Parliament should be a place where questions are asked and answers honestly given
PARLIAMENT is nothing if not a debating chamber -- an essential function if it is to be relied on to make rigorous law. As a manifestation of democracy, the chamber is also intended as an arena of adversarial politics. Members of parliament and assemblymen should be open to questions and to providing answers in an environment the Constitution designed expressly for frankness and transparency. In the fracas that broke out in the Malacca state assembly on Tuesday, the five DAP assemblymen who were later suspended were unclear on the concept of parliamentary democracy and the decorum it entails. Rather than eloquently answering a question, they chose antics, which in the judgment of Speaker Datuk Othman Muhamad, demeaned and disrupted the orderly running of the House. As the opposition, DAP has amply done its job of making all sorts of accusations against the governing parties. It should then be game enough to take as much as it gives.
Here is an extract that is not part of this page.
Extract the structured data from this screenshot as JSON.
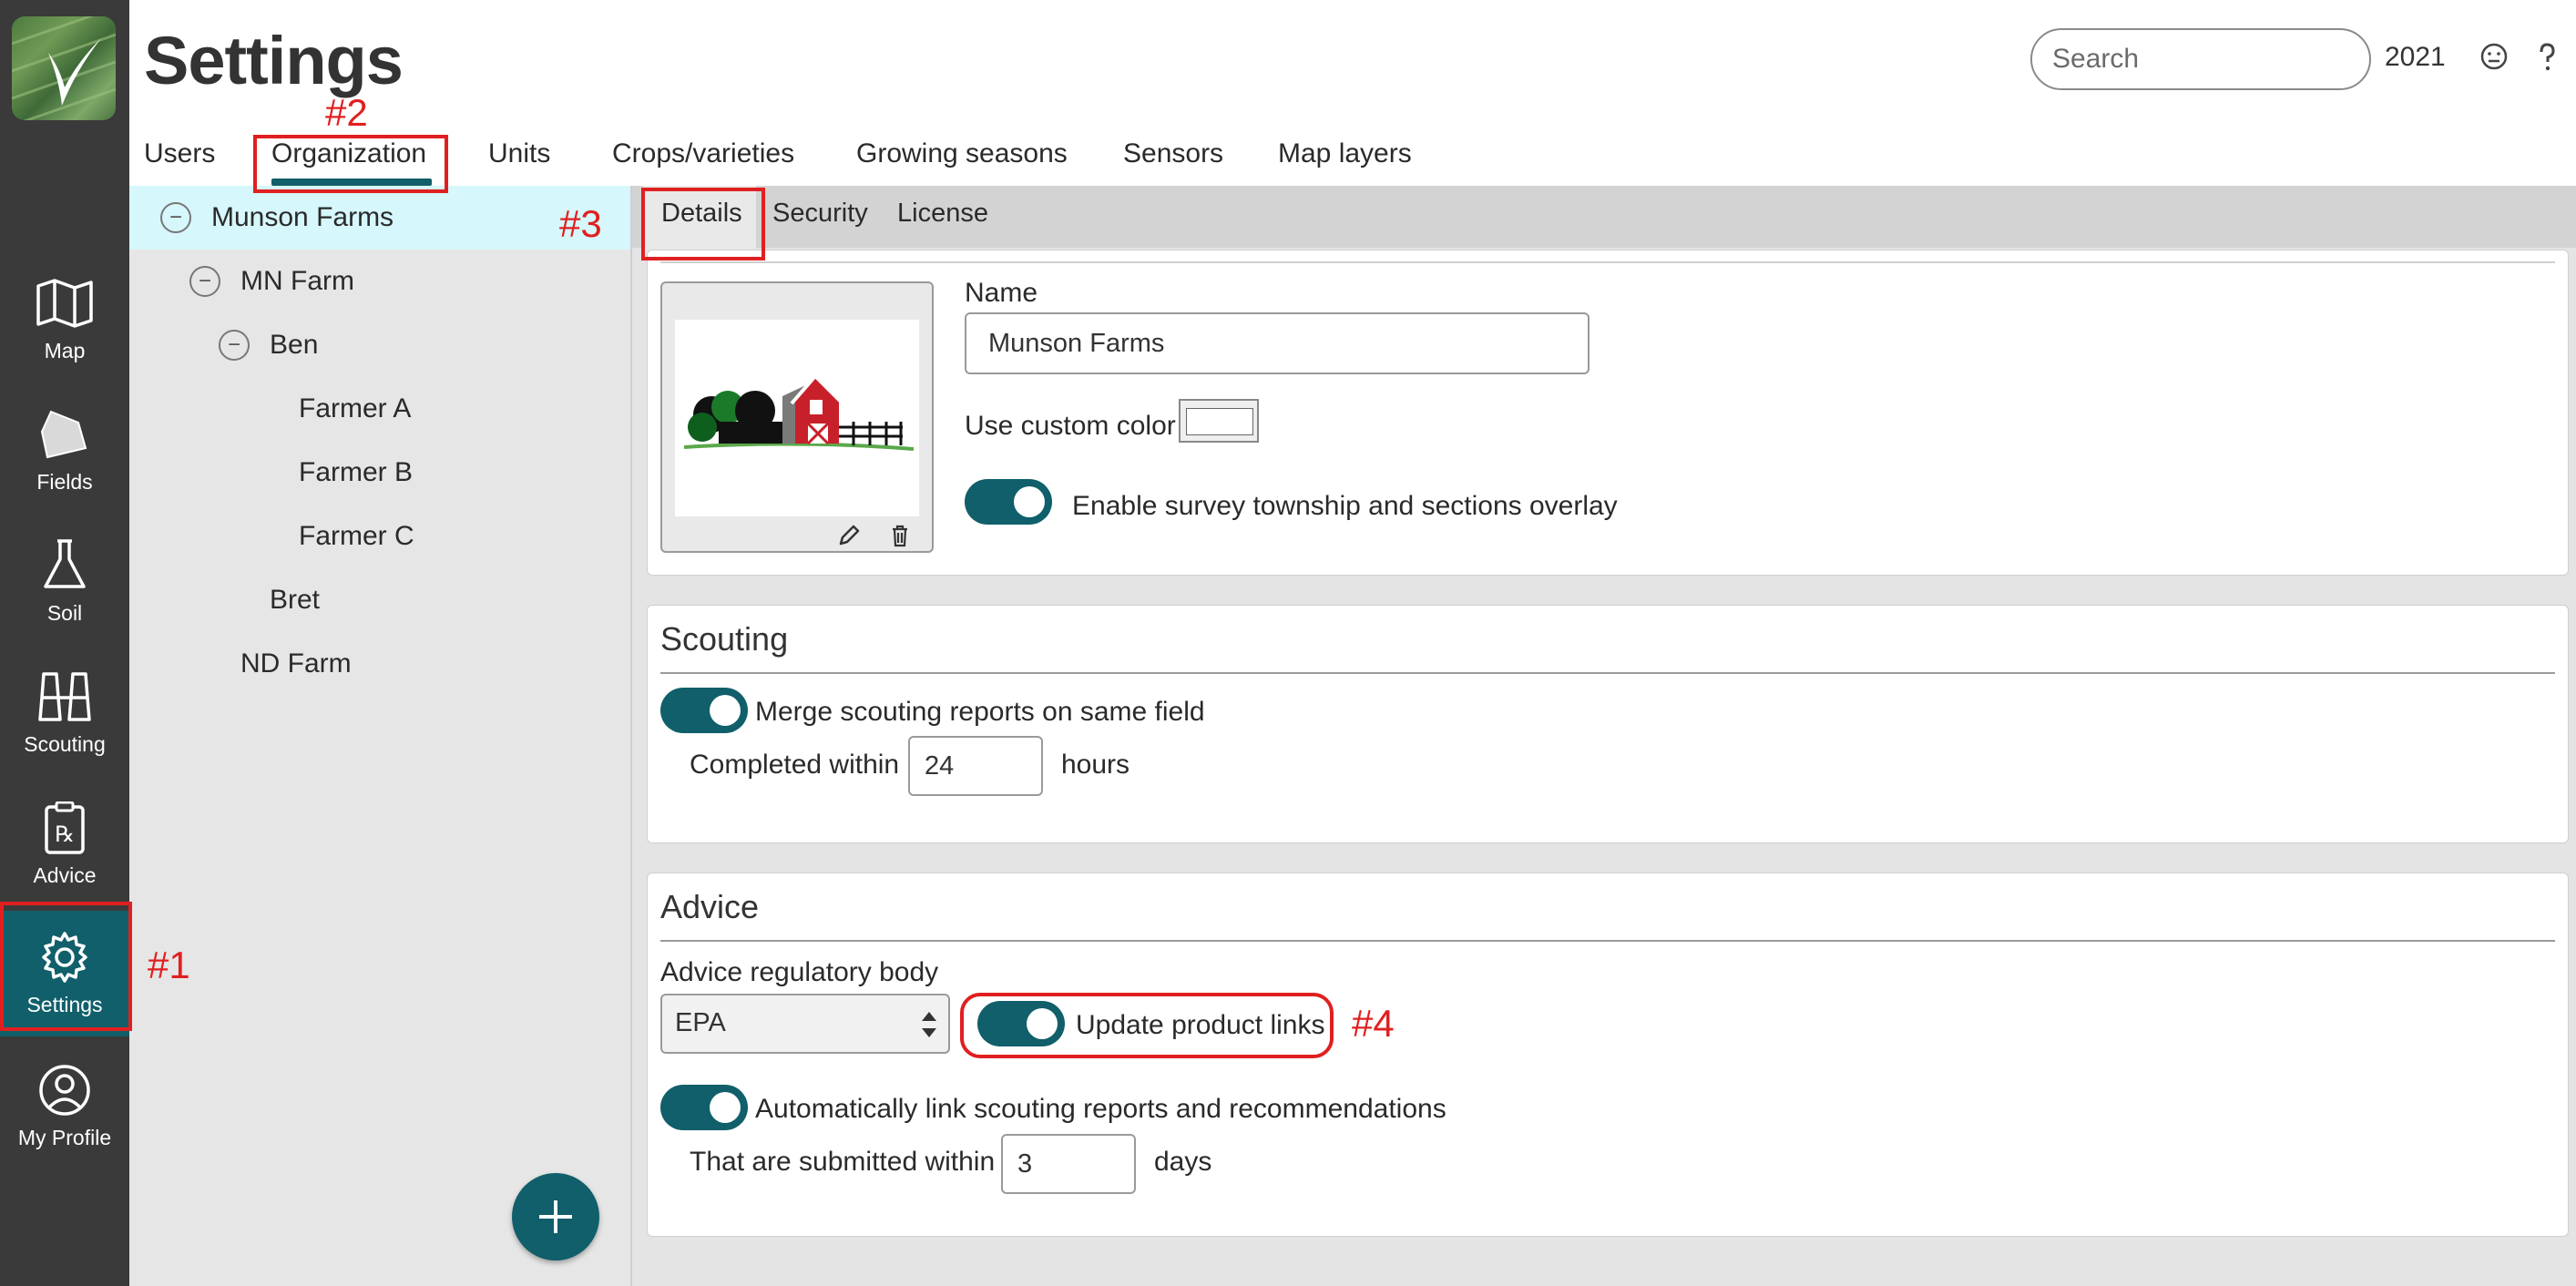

For it is not for politicians to worry about exploiting whatever lawful means at hand to undermine the credibility of their foes.
That said, the BN assemblyman is perfectly entitled to enquire on a subject of intense gossip, rumour and speculation concerning a senior political figure. Of course, the aim is to inflict damage on the other side, something which any politician worthy of the name will take advantage of. Would not a DAP counterpart do the same? It is a pity that the party should deflect the question by attacking the questioner. Why can't the question from the BN representative not be answered straightforwardly? That will be the issue plaguing friends and detractors alike. Now a done deal, however, those they purport to represent must know that their choice of immature representatives is a disservice to them and the country's political system.
This is not an isolated case of DAP ineptitude, which seems to have been heightened by the party's improved performance in 2008. In the Penang government's monthly publication, Buletin Mutiara, photographs of the party's Lim dynasty appeared embarrassingly on almost every page. This has been preposterously explained away as a technical glitch. Nevertheless, it behoves the party to ensure that such "glitches" do not occur. In short, what the Malacca state assembly and other incidents demonstrate is DAP's hypocrisy, showing it up as, at best, an incompetent player of democratic politics and, at worst, a bunch of charlatans pretending to be democratic. Some of the party's older stalwarts have done memorably well as a check and balance to government. They should teach their younger ones to be as decent and dignified.